Use Digest::MD5 - it's easy

In my previous entry, I presented and purposefully ignored a rather non-portable way of getting an MD5 sum from a file:
$md5 = `md5sum $filename.new | awk '{ print $1 }'`;
$md5 =~ s/\n$//;
There are stupider and better ways of doing this in the system call, but it completely ignores the problem that the command is not always called md5sum.

Digest::MD5 comes to the rescue!

use autodie; # Hee-hee
use Digest::MD5;
my $digester = Digest::MD5->new;
open(FH,"<$filename.new");
$digester->addfile(*FH);
my $md5 = $digester->hexdigest;
Okay, that looks slightly over-complicated, one might argue that Digest::MD5 should hide the file handle fiddling from the user. The value added comes when you have a chunk of data already in a variable, then you just do use Digest::MD5 qw(md5_hex); and call md5_hex($data).
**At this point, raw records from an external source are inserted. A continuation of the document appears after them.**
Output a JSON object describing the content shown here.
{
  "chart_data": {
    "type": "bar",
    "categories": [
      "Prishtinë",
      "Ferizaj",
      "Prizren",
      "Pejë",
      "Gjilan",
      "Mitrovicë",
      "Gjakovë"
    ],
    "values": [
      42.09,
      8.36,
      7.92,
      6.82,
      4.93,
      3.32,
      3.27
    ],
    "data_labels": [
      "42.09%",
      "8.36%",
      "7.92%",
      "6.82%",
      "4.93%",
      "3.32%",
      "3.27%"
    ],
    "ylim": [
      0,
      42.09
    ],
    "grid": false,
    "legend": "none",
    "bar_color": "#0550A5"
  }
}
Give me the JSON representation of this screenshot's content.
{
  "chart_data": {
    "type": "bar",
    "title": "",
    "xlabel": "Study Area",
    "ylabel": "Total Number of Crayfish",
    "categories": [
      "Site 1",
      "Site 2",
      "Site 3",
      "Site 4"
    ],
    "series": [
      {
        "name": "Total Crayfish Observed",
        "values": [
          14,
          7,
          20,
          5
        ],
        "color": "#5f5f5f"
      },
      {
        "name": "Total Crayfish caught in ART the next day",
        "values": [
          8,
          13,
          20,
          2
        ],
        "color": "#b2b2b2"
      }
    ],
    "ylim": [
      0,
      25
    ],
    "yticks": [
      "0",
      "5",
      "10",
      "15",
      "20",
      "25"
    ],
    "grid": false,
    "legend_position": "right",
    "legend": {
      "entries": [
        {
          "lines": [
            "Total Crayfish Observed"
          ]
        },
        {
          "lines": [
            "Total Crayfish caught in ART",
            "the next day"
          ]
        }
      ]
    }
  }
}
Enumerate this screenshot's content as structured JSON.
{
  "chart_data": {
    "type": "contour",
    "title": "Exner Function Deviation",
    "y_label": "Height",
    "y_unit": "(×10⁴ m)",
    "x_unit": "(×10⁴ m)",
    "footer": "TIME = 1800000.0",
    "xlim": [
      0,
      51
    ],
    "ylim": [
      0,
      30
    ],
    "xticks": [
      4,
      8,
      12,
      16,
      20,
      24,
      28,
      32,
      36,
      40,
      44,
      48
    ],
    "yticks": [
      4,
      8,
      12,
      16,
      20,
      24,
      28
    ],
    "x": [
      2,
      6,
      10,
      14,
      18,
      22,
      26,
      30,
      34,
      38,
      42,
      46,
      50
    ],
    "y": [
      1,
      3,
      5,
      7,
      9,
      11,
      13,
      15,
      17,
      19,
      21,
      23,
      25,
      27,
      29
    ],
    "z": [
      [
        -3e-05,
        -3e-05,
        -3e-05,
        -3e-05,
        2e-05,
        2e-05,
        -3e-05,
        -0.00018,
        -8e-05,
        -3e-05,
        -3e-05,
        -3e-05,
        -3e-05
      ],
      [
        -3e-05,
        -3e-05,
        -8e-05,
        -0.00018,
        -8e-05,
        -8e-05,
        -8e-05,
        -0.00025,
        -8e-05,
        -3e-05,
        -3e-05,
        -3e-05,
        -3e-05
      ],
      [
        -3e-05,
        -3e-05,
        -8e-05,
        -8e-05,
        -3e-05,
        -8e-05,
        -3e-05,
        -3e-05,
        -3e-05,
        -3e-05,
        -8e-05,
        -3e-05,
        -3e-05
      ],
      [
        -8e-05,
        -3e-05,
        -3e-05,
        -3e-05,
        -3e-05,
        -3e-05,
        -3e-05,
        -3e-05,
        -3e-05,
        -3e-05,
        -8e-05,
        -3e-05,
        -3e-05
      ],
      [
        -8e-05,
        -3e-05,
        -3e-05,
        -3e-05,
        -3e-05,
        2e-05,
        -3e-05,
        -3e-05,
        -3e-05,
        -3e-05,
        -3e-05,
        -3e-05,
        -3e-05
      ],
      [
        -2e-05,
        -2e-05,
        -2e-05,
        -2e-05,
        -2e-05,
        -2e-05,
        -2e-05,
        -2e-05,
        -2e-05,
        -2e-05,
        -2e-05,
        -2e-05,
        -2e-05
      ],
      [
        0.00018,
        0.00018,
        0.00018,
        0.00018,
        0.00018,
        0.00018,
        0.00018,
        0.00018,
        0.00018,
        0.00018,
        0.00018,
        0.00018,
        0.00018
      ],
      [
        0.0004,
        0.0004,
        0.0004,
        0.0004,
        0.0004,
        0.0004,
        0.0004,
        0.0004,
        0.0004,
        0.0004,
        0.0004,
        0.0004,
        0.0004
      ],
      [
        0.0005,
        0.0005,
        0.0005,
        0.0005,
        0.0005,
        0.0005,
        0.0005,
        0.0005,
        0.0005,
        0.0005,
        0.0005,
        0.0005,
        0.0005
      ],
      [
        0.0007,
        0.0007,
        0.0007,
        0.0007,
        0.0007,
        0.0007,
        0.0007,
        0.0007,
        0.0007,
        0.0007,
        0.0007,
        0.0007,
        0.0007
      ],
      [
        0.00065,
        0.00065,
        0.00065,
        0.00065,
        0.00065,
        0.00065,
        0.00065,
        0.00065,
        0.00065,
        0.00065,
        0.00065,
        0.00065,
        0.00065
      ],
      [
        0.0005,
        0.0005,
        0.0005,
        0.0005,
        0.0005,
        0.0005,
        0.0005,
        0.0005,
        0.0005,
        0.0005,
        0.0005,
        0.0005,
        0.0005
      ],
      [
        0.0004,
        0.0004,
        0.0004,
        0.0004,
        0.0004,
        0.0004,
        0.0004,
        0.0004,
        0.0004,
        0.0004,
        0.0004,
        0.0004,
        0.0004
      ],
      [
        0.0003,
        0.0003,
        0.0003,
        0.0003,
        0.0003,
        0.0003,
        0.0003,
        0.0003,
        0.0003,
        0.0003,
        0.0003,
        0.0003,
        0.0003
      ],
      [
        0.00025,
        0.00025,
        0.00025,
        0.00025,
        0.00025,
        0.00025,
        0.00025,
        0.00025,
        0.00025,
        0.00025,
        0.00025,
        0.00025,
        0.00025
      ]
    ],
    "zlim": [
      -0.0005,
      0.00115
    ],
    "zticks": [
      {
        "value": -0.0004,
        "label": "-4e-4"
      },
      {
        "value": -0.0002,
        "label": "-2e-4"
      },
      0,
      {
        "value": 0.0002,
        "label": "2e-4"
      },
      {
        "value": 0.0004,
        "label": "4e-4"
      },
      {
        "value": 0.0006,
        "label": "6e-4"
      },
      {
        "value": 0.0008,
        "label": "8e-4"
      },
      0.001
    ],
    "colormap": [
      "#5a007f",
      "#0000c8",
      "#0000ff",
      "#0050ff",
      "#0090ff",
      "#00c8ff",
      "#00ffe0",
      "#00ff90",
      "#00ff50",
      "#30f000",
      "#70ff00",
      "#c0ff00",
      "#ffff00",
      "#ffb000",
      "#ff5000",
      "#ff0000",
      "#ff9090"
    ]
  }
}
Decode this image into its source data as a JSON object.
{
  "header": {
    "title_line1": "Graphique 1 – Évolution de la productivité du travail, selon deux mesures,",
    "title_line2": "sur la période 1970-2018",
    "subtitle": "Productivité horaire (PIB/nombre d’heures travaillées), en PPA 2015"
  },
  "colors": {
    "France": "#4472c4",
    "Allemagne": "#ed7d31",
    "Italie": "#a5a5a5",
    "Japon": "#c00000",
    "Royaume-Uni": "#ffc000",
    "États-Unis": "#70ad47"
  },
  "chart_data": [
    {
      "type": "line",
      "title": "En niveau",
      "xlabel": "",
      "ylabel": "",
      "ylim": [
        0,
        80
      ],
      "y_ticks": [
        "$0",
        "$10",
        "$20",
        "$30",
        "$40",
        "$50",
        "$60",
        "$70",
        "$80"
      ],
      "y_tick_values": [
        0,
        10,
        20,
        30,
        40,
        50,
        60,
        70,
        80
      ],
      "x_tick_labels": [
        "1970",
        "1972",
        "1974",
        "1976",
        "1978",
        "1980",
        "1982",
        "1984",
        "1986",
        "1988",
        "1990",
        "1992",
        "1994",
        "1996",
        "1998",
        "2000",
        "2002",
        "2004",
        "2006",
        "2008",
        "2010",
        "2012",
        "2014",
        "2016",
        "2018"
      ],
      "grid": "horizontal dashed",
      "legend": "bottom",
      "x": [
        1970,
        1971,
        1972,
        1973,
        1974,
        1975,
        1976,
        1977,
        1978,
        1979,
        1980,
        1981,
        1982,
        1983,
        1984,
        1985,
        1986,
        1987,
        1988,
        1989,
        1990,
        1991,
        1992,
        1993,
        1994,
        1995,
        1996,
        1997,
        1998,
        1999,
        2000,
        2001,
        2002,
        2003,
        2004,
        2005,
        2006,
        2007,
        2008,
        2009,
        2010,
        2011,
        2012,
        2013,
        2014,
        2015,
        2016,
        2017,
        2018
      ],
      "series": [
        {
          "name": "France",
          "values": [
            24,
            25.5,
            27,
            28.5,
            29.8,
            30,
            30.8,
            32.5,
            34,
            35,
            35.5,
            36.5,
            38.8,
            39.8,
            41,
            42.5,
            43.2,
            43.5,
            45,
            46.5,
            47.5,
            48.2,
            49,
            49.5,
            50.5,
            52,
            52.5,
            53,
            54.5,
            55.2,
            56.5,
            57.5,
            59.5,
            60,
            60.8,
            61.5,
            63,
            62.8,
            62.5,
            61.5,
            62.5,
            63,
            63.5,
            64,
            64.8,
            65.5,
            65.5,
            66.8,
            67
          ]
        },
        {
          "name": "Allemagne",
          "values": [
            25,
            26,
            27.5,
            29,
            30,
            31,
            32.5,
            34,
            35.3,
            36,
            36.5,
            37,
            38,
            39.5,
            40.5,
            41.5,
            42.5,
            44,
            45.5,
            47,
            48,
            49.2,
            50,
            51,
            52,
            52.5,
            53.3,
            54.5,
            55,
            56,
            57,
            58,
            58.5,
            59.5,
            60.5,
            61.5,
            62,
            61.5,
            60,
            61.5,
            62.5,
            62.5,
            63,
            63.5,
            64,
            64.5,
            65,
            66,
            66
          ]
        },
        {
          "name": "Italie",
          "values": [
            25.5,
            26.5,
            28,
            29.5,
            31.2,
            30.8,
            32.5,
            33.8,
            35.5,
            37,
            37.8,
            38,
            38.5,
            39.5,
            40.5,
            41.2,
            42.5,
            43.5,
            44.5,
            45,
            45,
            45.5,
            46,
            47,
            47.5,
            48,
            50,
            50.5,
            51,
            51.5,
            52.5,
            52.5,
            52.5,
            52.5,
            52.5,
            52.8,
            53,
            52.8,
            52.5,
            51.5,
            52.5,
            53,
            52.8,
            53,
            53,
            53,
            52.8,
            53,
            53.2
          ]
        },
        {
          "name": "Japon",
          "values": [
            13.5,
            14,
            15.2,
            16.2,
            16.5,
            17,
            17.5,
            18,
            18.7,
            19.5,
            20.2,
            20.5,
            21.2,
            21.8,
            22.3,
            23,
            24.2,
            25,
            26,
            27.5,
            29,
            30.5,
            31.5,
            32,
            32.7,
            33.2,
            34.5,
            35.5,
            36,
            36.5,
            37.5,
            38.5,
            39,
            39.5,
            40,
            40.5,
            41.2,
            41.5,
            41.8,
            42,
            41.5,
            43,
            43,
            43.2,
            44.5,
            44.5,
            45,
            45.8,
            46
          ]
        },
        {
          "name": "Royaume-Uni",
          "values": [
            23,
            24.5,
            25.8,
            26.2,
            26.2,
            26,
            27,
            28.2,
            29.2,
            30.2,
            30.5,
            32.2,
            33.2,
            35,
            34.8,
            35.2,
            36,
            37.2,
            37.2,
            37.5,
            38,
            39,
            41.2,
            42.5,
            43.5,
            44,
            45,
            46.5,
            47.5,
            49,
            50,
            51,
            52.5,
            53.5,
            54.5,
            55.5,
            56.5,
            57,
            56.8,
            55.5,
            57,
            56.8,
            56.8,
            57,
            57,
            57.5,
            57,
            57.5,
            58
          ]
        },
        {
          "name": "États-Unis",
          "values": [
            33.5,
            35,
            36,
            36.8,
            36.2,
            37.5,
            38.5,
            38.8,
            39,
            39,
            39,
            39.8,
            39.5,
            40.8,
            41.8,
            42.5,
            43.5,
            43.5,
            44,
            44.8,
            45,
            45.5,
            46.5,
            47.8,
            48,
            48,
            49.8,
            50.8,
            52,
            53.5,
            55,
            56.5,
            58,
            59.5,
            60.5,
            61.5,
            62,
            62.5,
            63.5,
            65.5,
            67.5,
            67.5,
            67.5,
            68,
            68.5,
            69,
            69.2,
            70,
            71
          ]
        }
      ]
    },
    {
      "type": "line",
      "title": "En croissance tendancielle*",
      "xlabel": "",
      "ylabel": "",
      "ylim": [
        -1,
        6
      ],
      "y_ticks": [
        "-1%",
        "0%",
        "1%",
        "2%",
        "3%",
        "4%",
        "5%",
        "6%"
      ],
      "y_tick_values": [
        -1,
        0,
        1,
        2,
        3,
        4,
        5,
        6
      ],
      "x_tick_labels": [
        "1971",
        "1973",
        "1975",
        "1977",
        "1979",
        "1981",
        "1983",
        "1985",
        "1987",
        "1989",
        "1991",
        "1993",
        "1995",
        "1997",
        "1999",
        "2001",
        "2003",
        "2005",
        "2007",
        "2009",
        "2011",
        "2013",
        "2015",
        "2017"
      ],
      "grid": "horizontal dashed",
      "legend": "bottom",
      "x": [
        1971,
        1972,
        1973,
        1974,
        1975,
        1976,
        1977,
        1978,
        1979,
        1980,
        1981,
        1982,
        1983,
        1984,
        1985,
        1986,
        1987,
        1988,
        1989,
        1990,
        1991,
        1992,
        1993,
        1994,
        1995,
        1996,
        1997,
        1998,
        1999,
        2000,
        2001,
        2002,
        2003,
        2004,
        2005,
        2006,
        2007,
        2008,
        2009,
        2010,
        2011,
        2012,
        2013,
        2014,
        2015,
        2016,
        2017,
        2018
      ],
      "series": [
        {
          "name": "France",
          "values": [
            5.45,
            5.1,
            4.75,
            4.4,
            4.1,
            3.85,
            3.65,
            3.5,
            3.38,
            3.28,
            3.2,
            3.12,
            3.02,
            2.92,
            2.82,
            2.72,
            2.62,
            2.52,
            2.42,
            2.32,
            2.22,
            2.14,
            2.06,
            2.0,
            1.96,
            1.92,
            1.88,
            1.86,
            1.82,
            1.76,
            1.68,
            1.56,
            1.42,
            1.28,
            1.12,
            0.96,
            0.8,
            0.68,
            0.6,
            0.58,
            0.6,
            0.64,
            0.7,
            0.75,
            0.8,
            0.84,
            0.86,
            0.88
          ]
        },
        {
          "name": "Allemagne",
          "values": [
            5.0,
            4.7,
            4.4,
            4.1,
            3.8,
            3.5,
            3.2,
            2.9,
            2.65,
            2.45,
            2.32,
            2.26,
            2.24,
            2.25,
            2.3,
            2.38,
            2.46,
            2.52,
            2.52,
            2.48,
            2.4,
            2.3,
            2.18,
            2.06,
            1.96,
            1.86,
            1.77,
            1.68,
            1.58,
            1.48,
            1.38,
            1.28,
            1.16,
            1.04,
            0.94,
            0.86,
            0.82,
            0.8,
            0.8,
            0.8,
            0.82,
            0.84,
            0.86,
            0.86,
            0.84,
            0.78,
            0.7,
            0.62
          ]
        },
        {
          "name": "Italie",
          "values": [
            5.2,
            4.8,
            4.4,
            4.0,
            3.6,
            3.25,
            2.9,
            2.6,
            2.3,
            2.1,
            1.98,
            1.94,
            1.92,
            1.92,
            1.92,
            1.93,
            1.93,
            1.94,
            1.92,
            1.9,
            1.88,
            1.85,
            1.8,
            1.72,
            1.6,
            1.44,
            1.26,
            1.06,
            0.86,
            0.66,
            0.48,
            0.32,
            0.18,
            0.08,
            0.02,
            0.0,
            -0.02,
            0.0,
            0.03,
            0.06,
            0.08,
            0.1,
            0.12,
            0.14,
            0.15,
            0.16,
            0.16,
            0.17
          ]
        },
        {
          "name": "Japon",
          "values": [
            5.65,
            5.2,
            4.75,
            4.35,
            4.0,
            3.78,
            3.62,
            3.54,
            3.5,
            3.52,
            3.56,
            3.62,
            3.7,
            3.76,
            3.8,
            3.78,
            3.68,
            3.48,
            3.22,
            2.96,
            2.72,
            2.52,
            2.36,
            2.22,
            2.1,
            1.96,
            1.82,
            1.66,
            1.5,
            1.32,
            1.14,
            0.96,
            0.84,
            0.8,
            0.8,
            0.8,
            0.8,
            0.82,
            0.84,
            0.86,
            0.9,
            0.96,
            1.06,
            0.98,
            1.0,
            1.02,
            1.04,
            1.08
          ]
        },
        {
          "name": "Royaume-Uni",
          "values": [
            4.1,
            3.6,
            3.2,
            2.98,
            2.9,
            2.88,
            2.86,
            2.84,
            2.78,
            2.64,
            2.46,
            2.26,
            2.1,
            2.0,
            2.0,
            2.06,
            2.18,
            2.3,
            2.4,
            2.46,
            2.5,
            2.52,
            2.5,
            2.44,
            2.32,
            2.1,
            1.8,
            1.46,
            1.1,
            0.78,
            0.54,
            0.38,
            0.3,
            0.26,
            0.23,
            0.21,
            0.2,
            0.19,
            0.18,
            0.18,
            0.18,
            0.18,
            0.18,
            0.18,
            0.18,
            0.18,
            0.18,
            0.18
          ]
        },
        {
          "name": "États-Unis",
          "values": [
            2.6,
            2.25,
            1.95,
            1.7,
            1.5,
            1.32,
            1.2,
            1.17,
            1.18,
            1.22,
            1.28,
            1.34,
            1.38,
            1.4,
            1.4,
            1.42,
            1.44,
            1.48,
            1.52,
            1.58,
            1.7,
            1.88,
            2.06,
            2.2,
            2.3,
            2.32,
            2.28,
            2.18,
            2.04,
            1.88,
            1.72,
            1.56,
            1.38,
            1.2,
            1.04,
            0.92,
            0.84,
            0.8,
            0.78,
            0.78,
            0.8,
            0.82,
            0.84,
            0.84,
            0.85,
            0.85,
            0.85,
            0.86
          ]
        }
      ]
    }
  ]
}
Oh, and I snuck in something else again, didn't I.

3 comments:

Michael said...

If you are getting the MD5 hash for a scalar in memory then yes, Digest::MD5 is the right answer. But if it's a file on disk that you need to hash, then look at Digest::MD5::File which hides the file manipulation details.

Jakub Narebski said...

Why do you use glob filehandle, i.e. open(FH,...) instead of local filehandle open(my $fh,...)?

bakkushan said...

Michael: From what I can see, Digest::MD5::File does not really hide the details very well, it merely does it differently. However, it does seem to simplify matters slightly when fiddling with multiple files.

Jakub: I use glob filehandles because I'm used to it. It also makes it easy to see that I'm actually dealing with a filehandle in subsequent code.

In more complex code, I might use a hash of filehandles, though.